Cat
Published on

Some tips for integrating small bits of CUDA code into larger codebases

Authors
  • avatar
    Name
    icyveins7
    Twitter

In some recent work I integrated some CUDA code I developed into a larger existing codebase, written for the CPU. Essentially, my module(s) would accelerate and replace some existing functionality, but was only a small cog in the machine.

This is likely applicable to many others, so hopefully the lessons I document here will be concisely useful to those who chance upon this post.

The obvious bits

During my kernel development, I pulled out the necessary functionality and experimented on it in a small standalone project, like any sane person. Like most of my personal projects, this lets me use CMake, but the larger codebase was built on (mostly handmade) raw Makefiles.

Inspecting compile_commands.json produced by CMake will reveal two common compiler options used for all CUDA code:

  1. -forward-unknown-to-host-compiler, which does what it says on the tin. You can also use the lazier form of this, -forward-unknown-opts, though I don't usually bother until linker errors start showing up.
  2. -x cu for every source file. This isn't technically required for .cu files since nvcc will recognise them as CUDA files, but becomes important when you place your eventual code into existing .cpp files. This ensures they are compiled as CUDA.
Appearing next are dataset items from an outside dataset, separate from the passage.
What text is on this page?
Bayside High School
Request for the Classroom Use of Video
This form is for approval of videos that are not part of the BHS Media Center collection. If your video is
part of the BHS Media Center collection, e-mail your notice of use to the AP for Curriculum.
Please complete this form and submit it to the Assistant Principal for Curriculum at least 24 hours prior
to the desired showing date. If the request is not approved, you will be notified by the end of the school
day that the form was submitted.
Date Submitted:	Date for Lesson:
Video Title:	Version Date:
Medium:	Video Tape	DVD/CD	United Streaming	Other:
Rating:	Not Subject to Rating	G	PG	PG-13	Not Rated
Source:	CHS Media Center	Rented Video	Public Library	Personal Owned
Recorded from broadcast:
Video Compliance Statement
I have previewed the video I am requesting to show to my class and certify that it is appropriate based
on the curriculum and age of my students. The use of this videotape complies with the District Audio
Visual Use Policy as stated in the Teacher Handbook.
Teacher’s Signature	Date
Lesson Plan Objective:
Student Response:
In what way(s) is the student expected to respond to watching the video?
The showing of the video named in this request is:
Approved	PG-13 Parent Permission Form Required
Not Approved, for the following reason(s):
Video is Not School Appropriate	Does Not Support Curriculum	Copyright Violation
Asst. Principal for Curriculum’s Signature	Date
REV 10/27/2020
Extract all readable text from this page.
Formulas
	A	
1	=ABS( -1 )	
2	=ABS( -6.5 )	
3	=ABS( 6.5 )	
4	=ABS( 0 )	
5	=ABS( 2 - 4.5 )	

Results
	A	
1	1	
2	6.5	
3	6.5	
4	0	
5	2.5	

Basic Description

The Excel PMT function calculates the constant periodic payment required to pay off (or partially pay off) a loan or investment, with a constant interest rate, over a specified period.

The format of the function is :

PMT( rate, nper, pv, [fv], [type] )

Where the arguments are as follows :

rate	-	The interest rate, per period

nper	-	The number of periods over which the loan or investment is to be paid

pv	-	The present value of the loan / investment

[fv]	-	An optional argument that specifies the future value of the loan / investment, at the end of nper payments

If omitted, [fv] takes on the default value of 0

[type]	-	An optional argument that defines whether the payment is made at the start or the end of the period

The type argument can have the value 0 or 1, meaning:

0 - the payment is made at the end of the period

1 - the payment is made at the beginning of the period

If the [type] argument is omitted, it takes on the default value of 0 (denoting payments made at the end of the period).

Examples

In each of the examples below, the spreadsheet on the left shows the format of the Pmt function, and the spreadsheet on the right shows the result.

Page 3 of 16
Relocatable device code requirements

The codebase is also partitioned into many separate distinct libraries, compiled individually and then linked together at the end to create one final executable. Of course, my standalone project with its multiple small individual executables and unit tests didn't need any extra compiler flags, but integrating the code as it was made nvcc cry at me.

This may have been partly due to the structure in the codebase itself, but the solution was fairly simple:

Add -dc to the nvcc's compiler flags, turning on relocatable device code with the expectation of linkage later.

We will be returning to the docs for nvcc often; get used to it, because that's how I (you) will figure out what flags you need to add.

Macro pollution

This compiler error is strictly due to existing code in the existing codebase, so you may not experience anything similar. In fact, it is not strictly a CUDA related issue, but could occur with any code.

The observed error was something like this, upon inclusion of anything that used cub, either directly or indirectly, like via thrust headers:

C:\Program Files\NVIDIA GPU Computing Toolkit\CUDA\v12.9\bin/../include\cub/warp/specializations/warp_scan_shfl.cuh(408): error: identifier "input" is undefined
    __declspec(__device__) __forceinline  InclusiveScanStep( input, ScanOpT scan_op, int first_lane, int offset)    
                                                             ^

Note that this never occurred in my standalone project, so it was odd that these headers would suddenly cause problems here.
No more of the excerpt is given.